How to understand "the potential energy in an EM field is determined by $\phi$ alone"?

Question

Goldstein page 342,

Consider a single particle (non-relativisitic) of mass $m$ and charge $q$ moving in an electromagnetic field.

The Lagrangian is $$ L = T-V = \frac{1}{2}mv^2-q\phi +q\vec{A}\cdot \vec{v}. \tag{p.341}$$

Using Cartesian coordinates as generalized coordinates, the Lagrangian is $$ L = \frac{m}{2}\dot{x_i}\dot{x_i} + qA_i\dot{x_i}-q\phi \tag{8.32}$$

Because of the linear term in the generalized velocities, $qA_i\dot{x_i}$, the Hamiltonian is not $T+V$.

Then what really confused me is the following:

The Hamiltonian is still the total energy since the "potential" energy in an electromagnetic field is determined by $\phi$ alone.
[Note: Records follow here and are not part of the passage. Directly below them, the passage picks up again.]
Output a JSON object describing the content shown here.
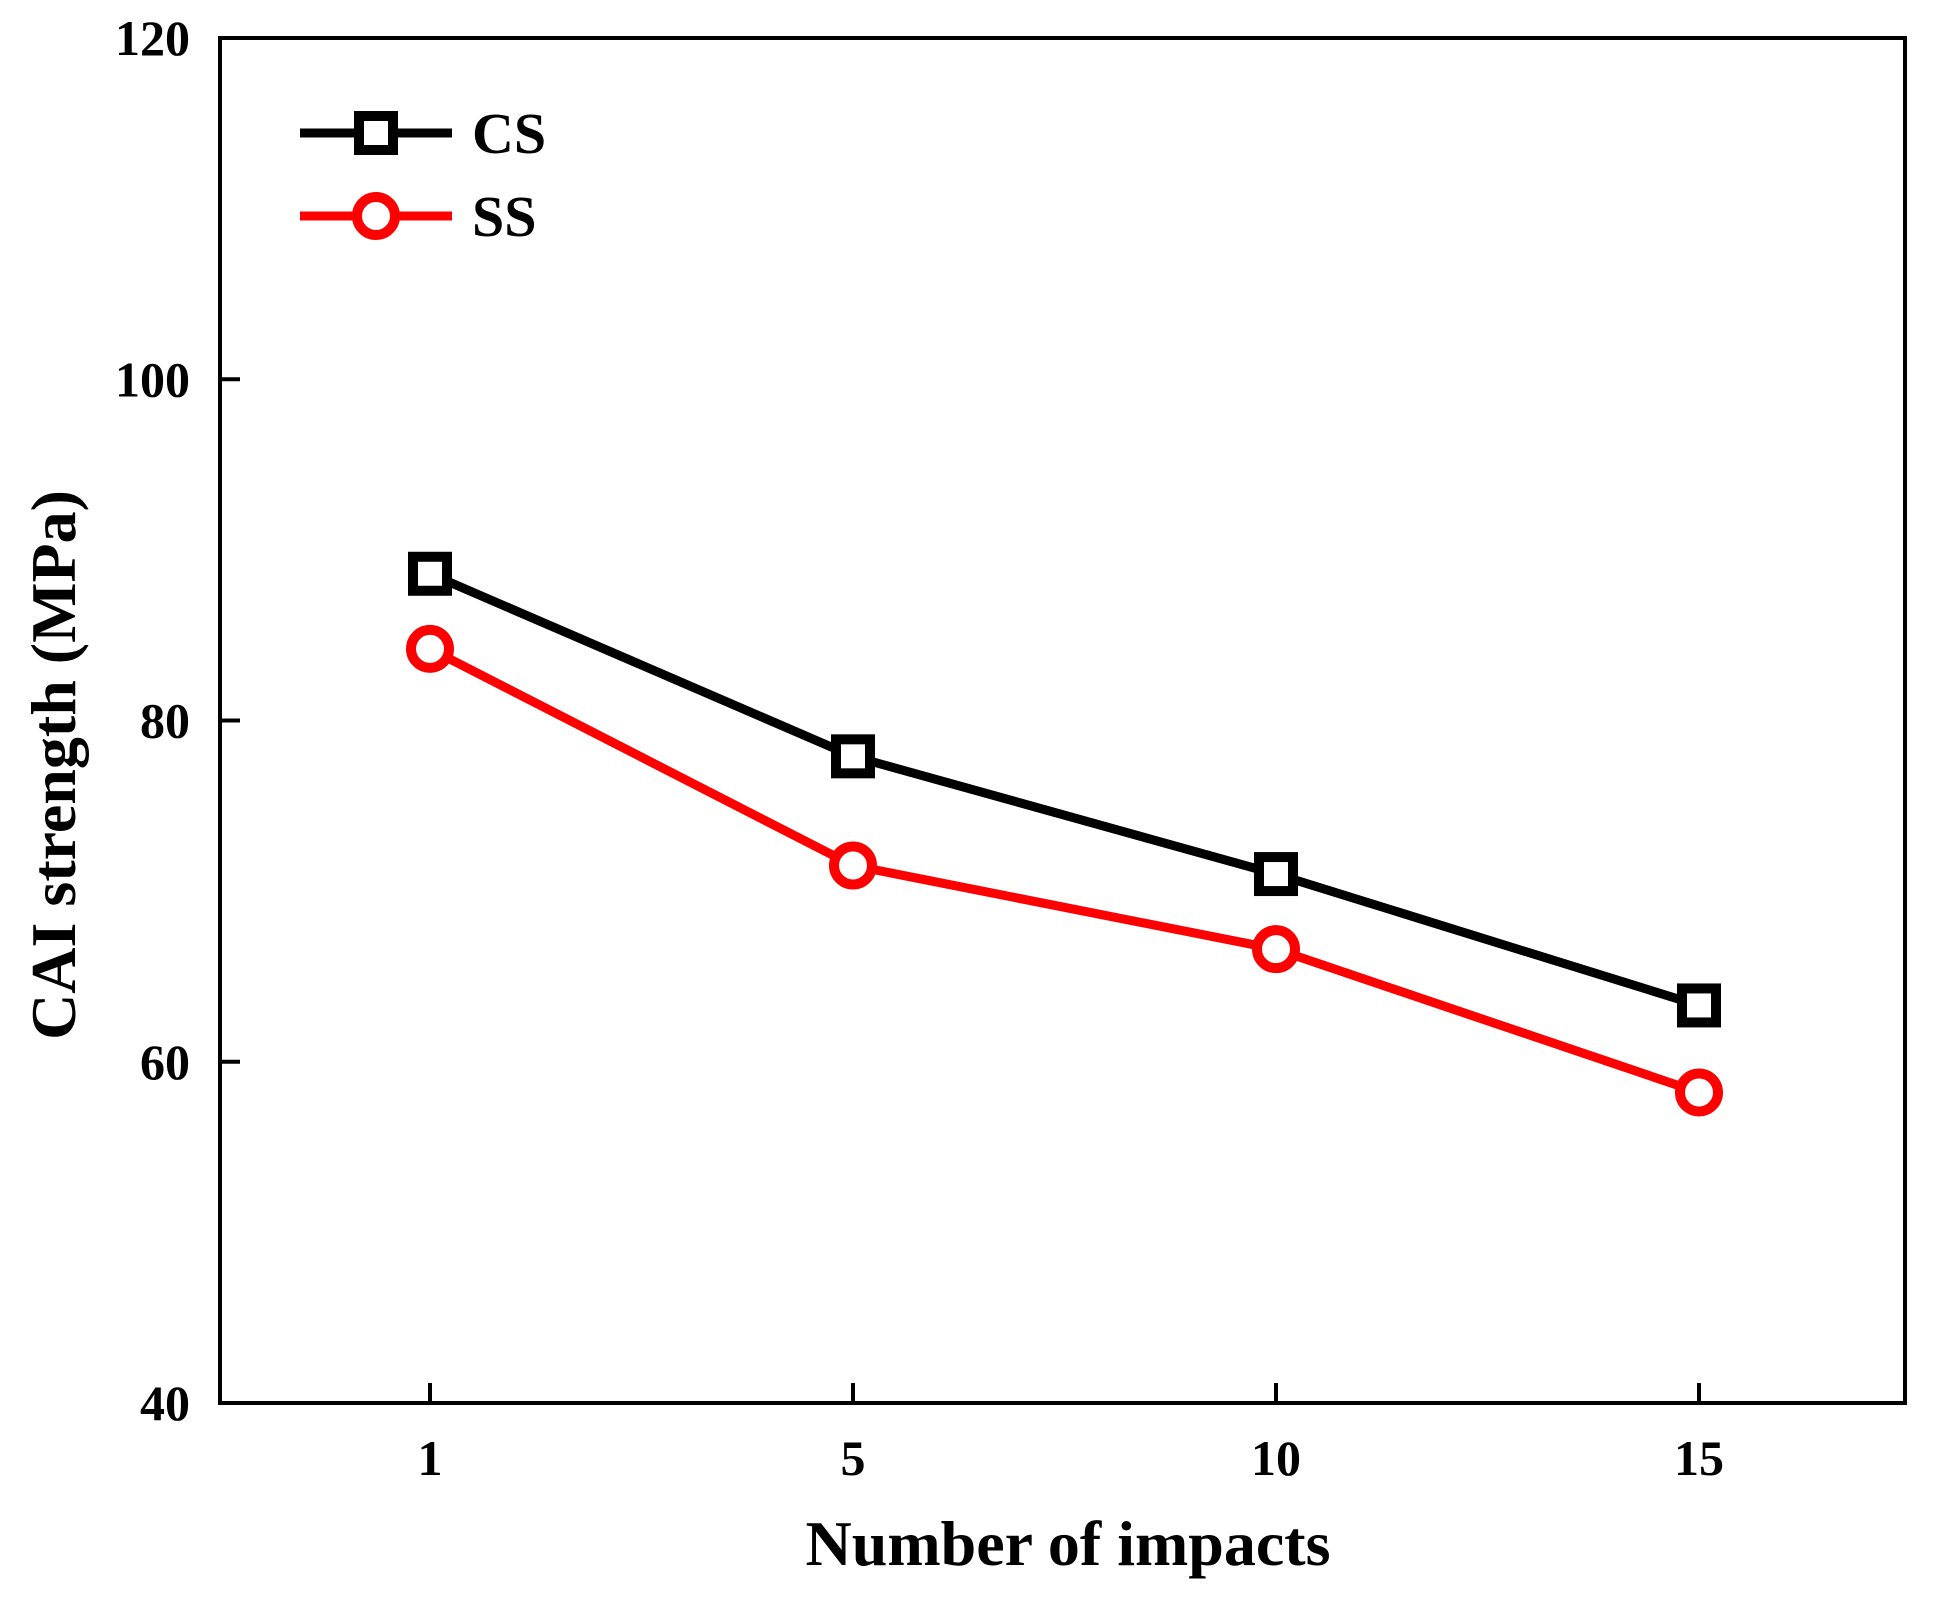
{
  "chart_data": {
    "type": "line",
    "title": "",
    "xlabel": "Number of impacts",
    "ylabel": "CAI strength (MPa)",
    "categories": [
      "1",
      "5",
      "10",
      "15"
    ],
    "ylim": [
      40,
      120
    ],
    "yticks": [
      40,
      60,
      80,
      100,
      120
    ],
    "grid": false,
    "legend_position": "top-left",
    "series": [
      {
        "name": "CS",
        "marker": "square",
        "color": "#000000",
        "values": [
          88.6,
          77.9,
          71.0,
          63.3
        ]
      },
      {
        "name": "SS",
        "marker": "circle",
        "color": "#ff0000",
        "values": [
          84.2,
          71.5,
          66.6,
          58.2
        ]
      }
    ]
  }
}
I have known that there are two conditions must be satisfied if the Hamiltonian is the total energy:

• the equations defining the generalized coordinates don't depend on time explicitly.
• the forces are derivable from a conservative potential $V$.
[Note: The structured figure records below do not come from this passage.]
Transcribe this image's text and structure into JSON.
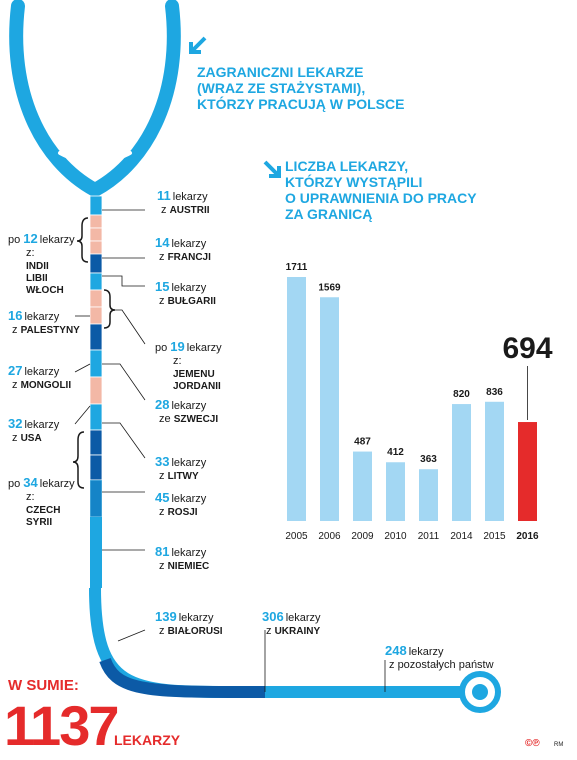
{
  "titles": {
    "left": [
      "ZAGRANICZNI LEKARZE",
      "(WRAZ ZE STAŻYSTAMI),",
      "KTÓRZY PRACUJĄ W POLSCE"
    ],
    "right": [
      "LICZBA LEKARZY,",
      "KTÓRZY WYSTĄPILI",
      "O UPRAWNIENIA DO PRACY",
      "ZA GRANICĄ"
    ]
  },
  "colors": {
    "accent": "#1ea7e1",
    "light_bar": "#a3d7f3",
    "highlight_bar": "#e52b2b",
    "dark_blue": "#0c5aa6",
    "pink": "#f3b8a6"
  },
  "unit_word": "lekarzy",
  "origins": [
    {
      "value": "11",
      "prefix": "",
      "label": "z",
      "countries": [
        "AUSTRII"
      ]
    },
    {
      "value": "12",
      "prefix": "po",
      "label": "z:",
      "countries": [
        "INDII",
        "LIBII",
        "WŁOCH"
      ]
    },
    {
      "value": "14",
      "prefix": "",
      "label": "z",
      "countries": [
        "FRANCJI"
      ]
    },
    {
      "value": "15",
      "prefix": "",
      "label": "z",
      "countries": [
        "BUŁGARII"
      ]
    },
    {
      "value": "16",
      "prefix": "",
      "label": "z",
      "countries": [
        "PALESTYNY"
      ]
    },
    {
      "value": "19",
      "prefix": "po",
      "label": "z:",
      "countries": [
        "JEMENU",
        "JORDANII"
      ]
    },
    {
      "value": "27",
      "prefix": "",
      "label": "z",
      "countries": [
        "MONGOLII"
      ]
    },
    {
      "value": "28",
      "prefix": "",
      "label": "ze",
      "countries": [
        "SZWECJI"
      ]
    },
    {
      "value": "32",
      "prefix": "",
      "label": "z",
      "countries": [
        "USA"
      ]
    },
    {
      "value": "33",
      "prefix": "",
      "label": "z",
      "countries": [
        "LITWY"
      ]
    },
    {
      "value": "34",
      "prefix": "po",
      "label": "z:",
      "countries": [
        "CZECH",
        "SYRII"
      ]
    },
    {
      "value": "45",
      "prefix": "",
      "label": "z",
      "countries": [
        "ROSJI"
      ]
    },
    {
      "value": "81",
      "prefix": "",
      "label": "z",
      "countries": [
        "NIEMIEC"
      ]
    },
    {
      "value": "139",
      "prefix": "",
      "label": "z",
      "countries": [
        "BIAŁORUSI"
      ]
    },
    {
      "value": "306",
      "prefix": "",
      "label": "z",
      "countries": [
        "UKRAINY"
      ]
    },
    {
      "value": "248",
      "prefix": "",
      "label": "z",
      "countries": [
        "pozostałych państw"
      ]
    }
  ],
  "total": {
    "label": "W SUMIE:",
    "value": "1137",
    "unit": "LEKARZY"
  },
  "credit": {
    "logo": "©℗",
    "initials": "RM"
  },
  "chart_data": {
    "type": "bar",
    "title": "LICZBA LEKARZY, KTÓRZY WYSTĄPILI O UPRAWNIENIA DO PRACY ZA GRANICĄ",
    "categories": [
      "2005",
      "2006",
      "2009",
      "2010",
      "2011",
      "2014",
      "2015",
      "2016"
    ],
    "values": [
      1711,
      1569,
      487,
      412,
      363,
      820,
      836,
      694
    ],
    "highlight_index": 7,
    "ylim": [
      0,
      1711
    ],
    "grid": false
  }
}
From Eq.(8.32), I think the potential $V$ should be $q\phi-\sum_i qA_i\dot{x_i}$, and since the potential is not an explicit function of time, I think it is conservative.
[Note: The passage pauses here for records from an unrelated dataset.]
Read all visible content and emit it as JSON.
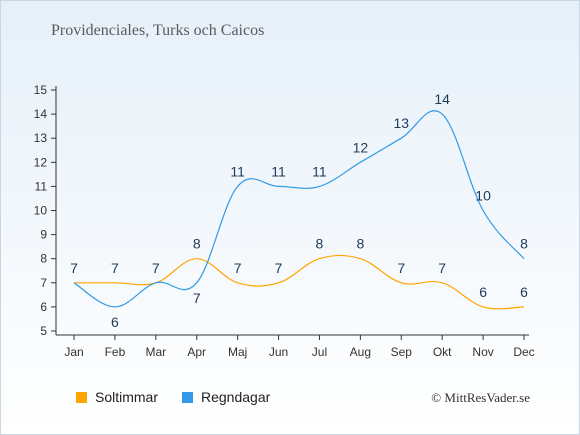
{
  "chart_data": {
    "type": "line",
    "title": "Providenciales, Turks och Caicos",
    "categories": [
      "Jan",
      "Feb",
      "Mar",
      "Apr",
      "Maj",
      "Jun",
      "Jul",
      "Aug",
      "Sep",
      "Okt",
      "Nov",
      "Dec"
    ],
    "ylim": [
      5,
      15
    ],
    "yticks": [
      "5",
      "6",
      "7",
      "8",
      "9",
      "10",
      "11",
      "12",
      "13",
      "14",
      "15"
    ],
    "series": [
      {
        "name": "Soltimmar",
        "color": "#ffa500",
        "values": [
          7,
          7,
          7,
          8,
          7,
          7,
          8,
          8,
          7,
          7,
          6,
          6
        ]
      },
      {
        "name": "Regndagar",
        "color": "#3399e6",
        "values": [
          7,
          6,
          7,
          7,
          11,
          11,
          11,
          12,
          13,
          14,
          10,
          8
        ]
      }
    ],
    "legend_position": "bottom-left",
    "grid": false
  },
  "copyright": "© MittResVader.se"
}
I want to know how to understand "the potential energy in an EM field is determined by $\phi$ alone"? I think this potential $V$ should be the function of the position and velocity. $$ V(x_i,\dot{x_i}) = q\phi-qA_i\dot{x_i}$$

And there may be some mistakes, please point them out and correct me.

Answer 1

Have you computed the Hamiltonian explicitly? It should take the form $$H(\mathbf x,\mathbf p) = \frac{1}{2m}\big(\mathbf p -q\mathbf A(\mathbf x)\big)^2 + q\phi(\mathbf x)$$

where

$$\mathbf p = \frac{\partial L}{\partial \dot {\mathbf x}} = m \dot{\mathbf x} + q\mathbf A \iff \dot{\mathbf x} = (\mathbf p - q\mathbf A)/m$$

So the first term in the Hamiltonian can be understood as the kinetic energy of the particle, and the second term as the potential energy.

Answer 2

Its basically referring to the fact that the last term in the Lorentz force $F=q(\vec{E}+\vec{v}\times\vec{B})$ involves a force that is always perpendicular to the velocity and therefore doesnt contribute to the particles energy. Two uses of the word potential is being used, on the one hand the generalized potential $V$ certainly contains the term with $A\dot{x}$. On the other hand, as the term involving $A$ in the Lorentz force doesnt contribute to the energy, it isnt part of the potential energy in that sense. Note also that a velocity dependent pontential is not really considered conservative, and although the Lorentz force is conservative when using one of the "equivalent" criterias for a conservative force (via the fact that it doesnt do work), it fails to meet the others.